After imparting a handful of love on the furry coat of the castle’s guardian, we approached an immense arched doorway, which was a bit like walking up to a Christmas tree on Christmas morning as a child. A jingle of excitement rang through us as we wondered what lay beyond the tangles of ivy sprawling its walls.
The courtyard welcomed us with royal holiday dazzle. The classy seasonal decor throughout made the castle look even more like it was plucked from a fairytale. After taking it all in, we doubted the spirit of Christmas ever leaves Castel Rametz. Even after the glühwein is all gone.
A stand in the courtyard offered us traditional delicacies to snack on while enjoying the crackle of a roaring woodfire. But since we arrived right after lunch, we chose to warm our hands up a bit before browsing the Christmas market located inside Castel Rametz.
A Must-see Medieval Wine Celler
Once inside Castel Rametz, we found artisans selling favors of the season including handmade decor, candles and even vintage black and white pictures of South Tyrol. These caught our interest. We picked up two scenes capturing the Dolomites from long ago to hang in our home.
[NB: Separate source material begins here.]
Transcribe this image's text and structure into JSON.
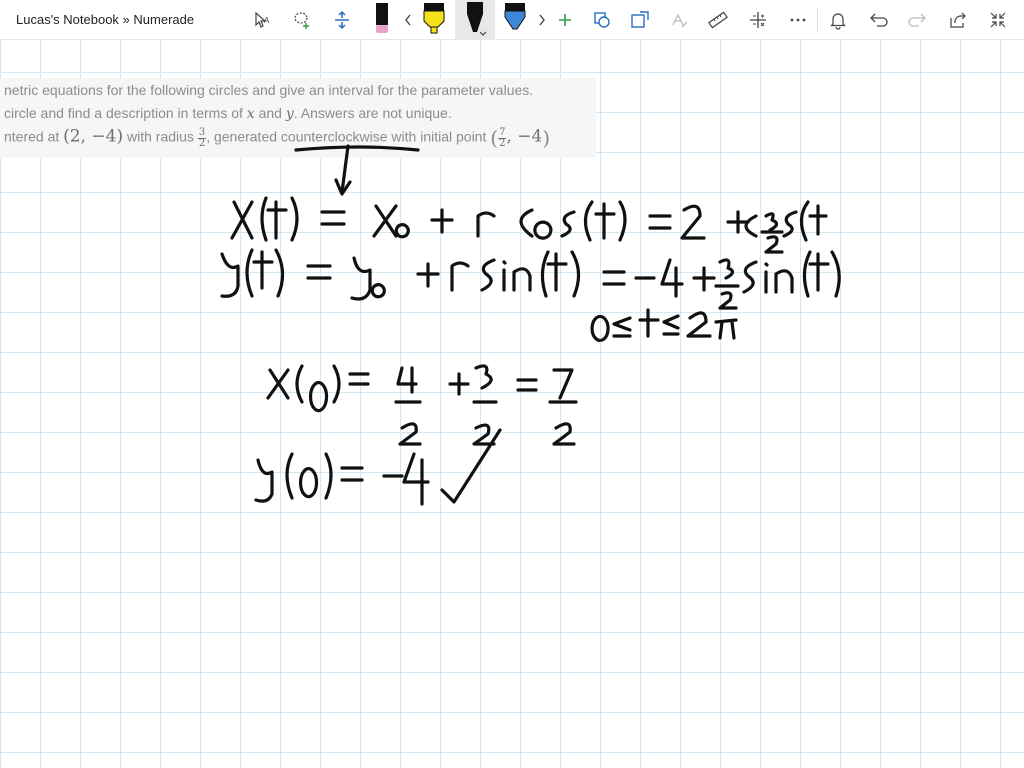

The artisans’ display tables were set up between exhibits of vintage winemaking equipment. A large color painting of a “Saltner” was intriguing to study. Saltners were once widely employed in South Tyrol to protect the vineyards. They wore wild and colorful garb meant to scare away would-be thieves, birds and other grape-thirsty critters.
Next, we followed candles leading us down steps into Castel Rametz’s cellar. The romantic ambiance of the 12th-century cellar wrapped around us like a shawl, warming our hearts. Amid the glow of flickering candle flames, we admired row upon row of wine bottles aging into the treasures of tomorrow.
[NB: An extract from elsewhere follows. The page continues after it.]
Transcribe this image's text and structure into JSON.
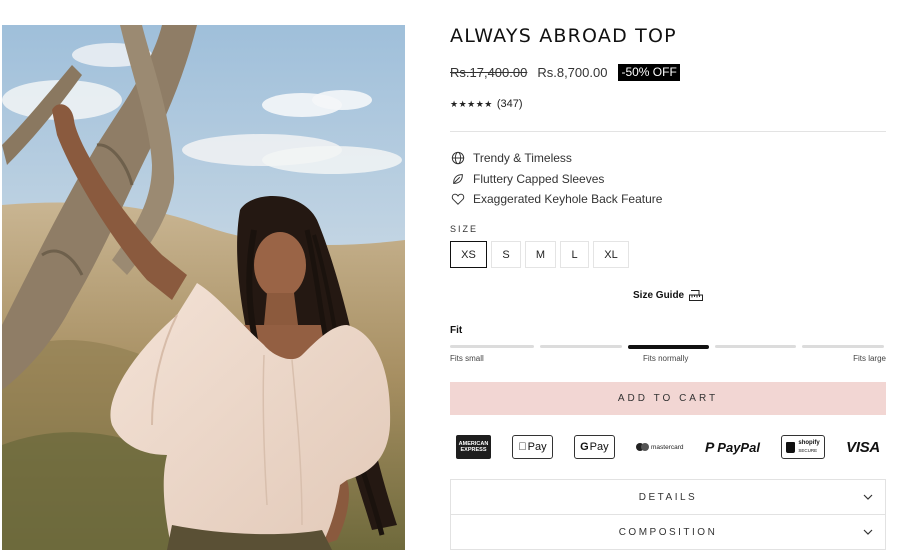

We could have remained under the spell of the cellar for some time, but there’s something about staring at bottles of wine that eventually makes us want to uncork one. After admiring the cellar, we made our way upstairs to Castel Rametz’s enoteca.
Tasting the Wines of Castel Rametz
We planted ourselves on two seats at the enoteca’s wine-tasting counter. Castel Rametz’s Florian Lamprecht soon met us with a knowing smile.
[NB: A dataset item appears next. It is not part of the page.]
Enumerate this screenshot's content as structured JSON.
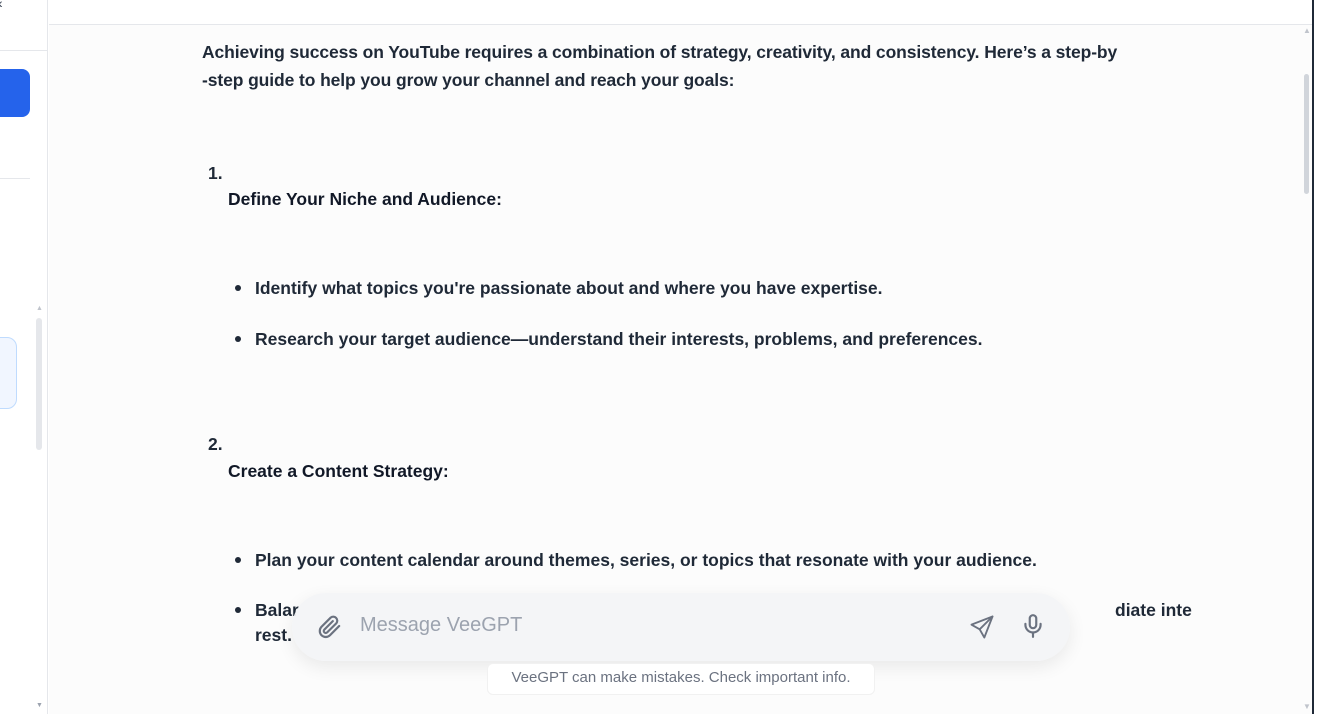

We quickly learned English was not a common tongue. However, with our basic understanding of Italian, we spoke wine well enough together to embark on a fun tasting.
While we only planned to sample three wines at the start, we had such a good time with Florian that our procession of wines ended up including seven different varieties from the Castel Rametz portfolio. Florian kindly brought us a plate of speck to savor during our time with him.
Our tasting began with a 2017 Gewürztraminer, which was a favorite of Kate’s. We then progressed to a Pinot Grigio before sipping our way to the silky pleasure of a 2012 Pinot Nero (also known as Blauburgunder). Florian proudly pointed out that the first Pinot Nero vine planted in South Tyrol was at Castel Rametz in 1860.
All of the wines were a pleasure to taste, but the most surprising was the 2011 Césuret Chardonnay and the 2010 Castel Monreale Extra Brut, the latter of which won the gold medal at the “The WineHunter Award 2018”.
We tend to shy away from these wine varieties unless a special occasion calls for them; however, both of these gems from Castel Rametz would be a joy to sip at any time.
When to Visit Castel Rametz
Whether you’re a lover of wine or simply a fan of riveting history and architecture, Castel Rametz is well worth adding to your trip plans while visiting Merano.
Guided tours are available upon request, but are not required to see the museum and visit the enoteca for a tasting or to purchase the wines. Opening hours can be found on the Castel Rametz website.
Castel Rametz celebrates the Advent season beginning the last weekend of November through the weekend before Christmas Eve. The market takes place on Fridays from 4 pm to 8 pm and on Saturdays and Sundays from 11 am to 8 pm.
Unfortunately, we didn’t have time to dine at the Castel Rametz restaurant located on the estate, but we did take a peek inside. If the rustic interior is any indication, it appears to serve nothing but hearty goodness perfect for a blustery winter day. We suggest timing your visit to also dine at the castle.